Something about “Ultimate Yogi” seemed different though, so I read and read… and read… as much as I could about it, before biting the bullet and purchasing the DVD set (on Amazon.com for a much-reduced price). If the “program” is being followed as designed, there is a yoga practice every day for 108 days; that full duration is also divided into three segments, with the overarching goal being a “transformation” from start to finish. These classes intend to stretch, strengthen and revitalize your body from the inside out, in different ways.
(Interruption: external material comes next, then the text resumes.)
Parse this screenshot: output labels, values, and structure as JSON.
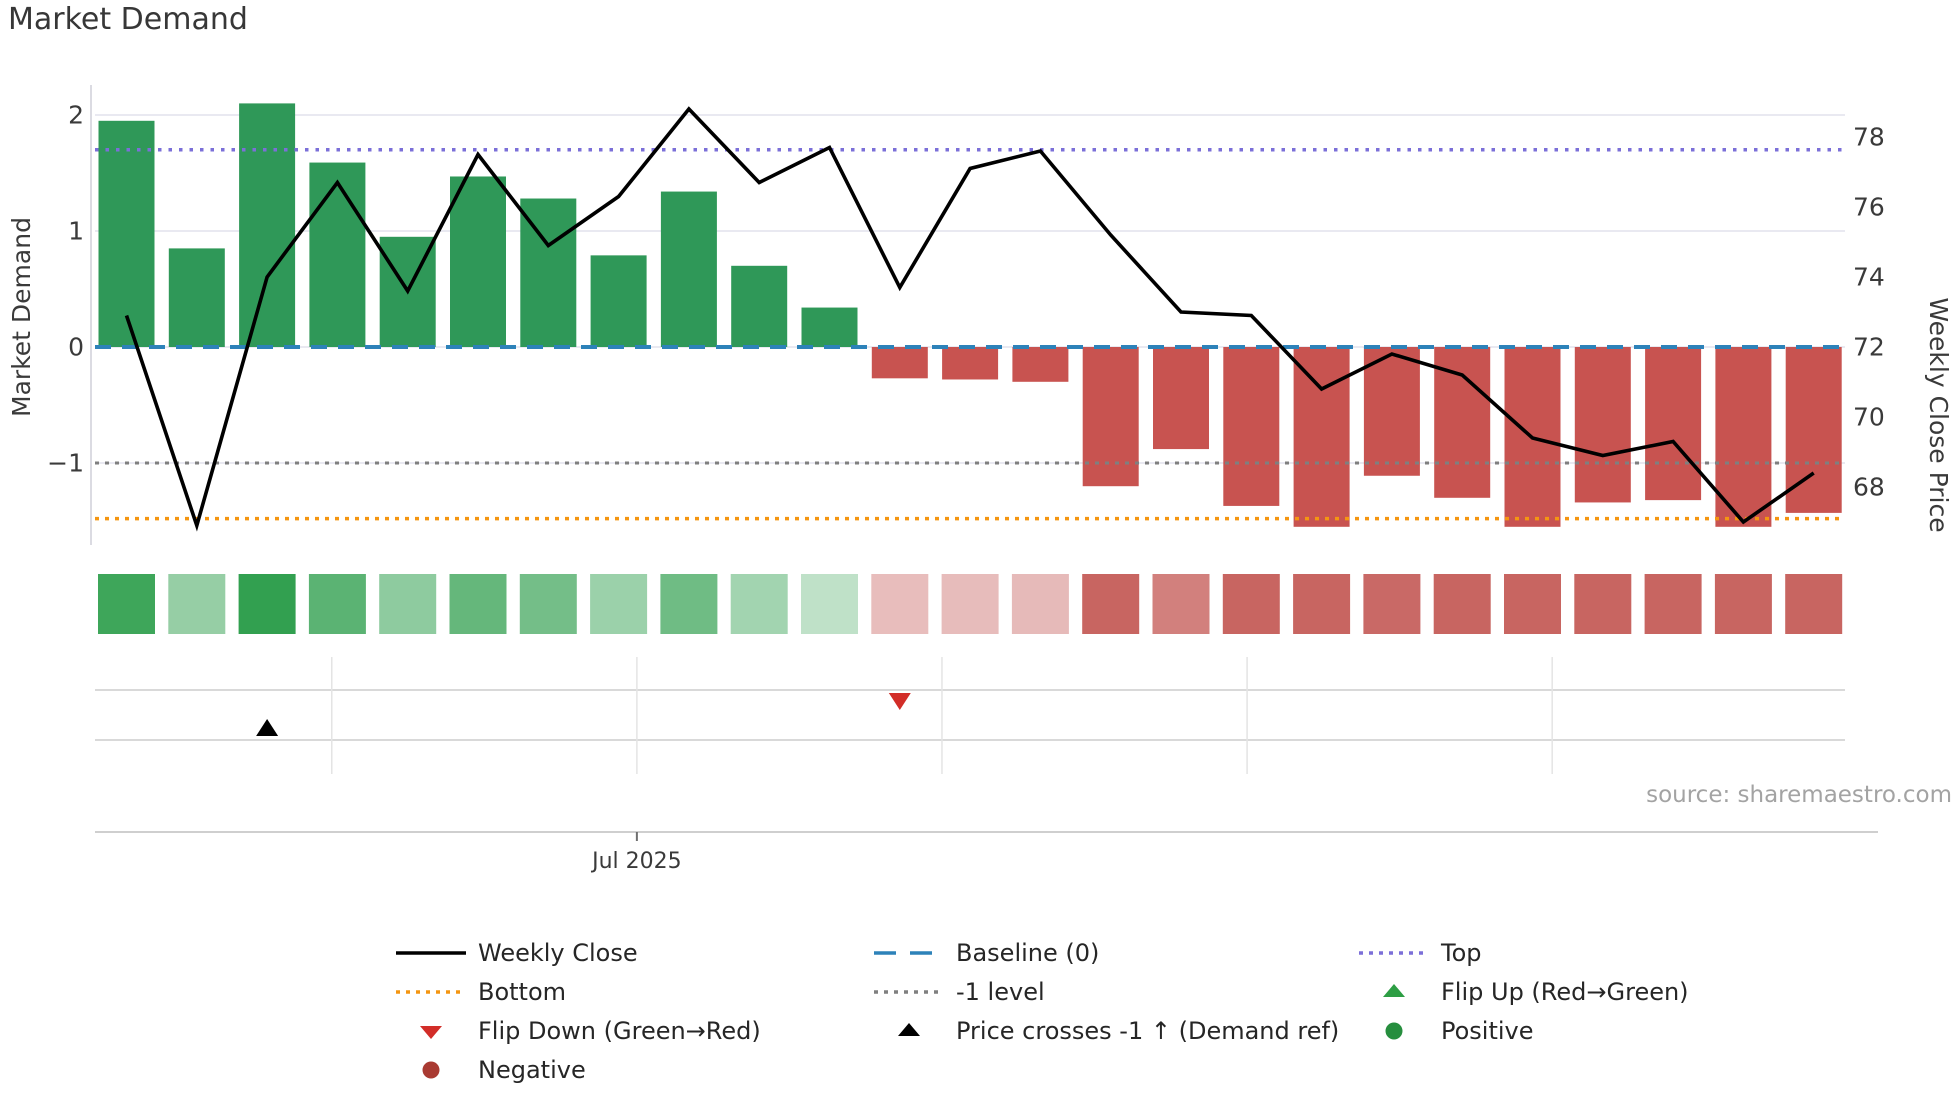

I’ve never looked at yoga as something that focuses on how you look – visible physical changes are a secondary result – but how you feel and how your body functions, which seems to be at the core of “Ultimate Yogi.”
Peter and I decided to do take this on together, and we started on Monday so are only two sessions in (the third being tonight), and so far I am REALLY happy, enthused and motivated. And sore. Each session has a different focus, and the instructor of the series – Travis Eliot – does a great job guiding each session, focusing on the core intentions of each pose and yoga in general, combining movement and meditation. He really gets at the mind-body balance that’s at the core of yoga, and I haven’t felt that resonate from a DVD before (only in-person classes).
As for the aforementioned soreness – my triceps, deltoids and obliques are quietly screaming at me, but in a “yay, you just awoke me from a long sleep!” kind of way, which to me is a good thing (aka the activation and use of muscles and other tissue in new and important ways!).
Like any physical activity, precautions must be taken, care must be exacted and certainly benefits/risks should be assessed based on your individual self and needs… but there is so much positivity in yoga, so much to be gained on body, mind and spirit levels; I really believe everyone could benefit from incorporating it into their life in some way. Even if it’s laying in child’s pose or savasana for ten minutes a day and breathing mindfully! It’s carving out the time, however short or long, to dedicate to your practice in the way that best suits you. And Travis speaks to this in the sessions, which I really appreciate.
I love yoga so much – different kinds for different reasons – and am always looking for new ways to expand and evolve my practice. 2013 has been a year of yoga for me in that I practiced more than any other year in the past, and I’m excited to feel that 2014 is going to take it to the next level.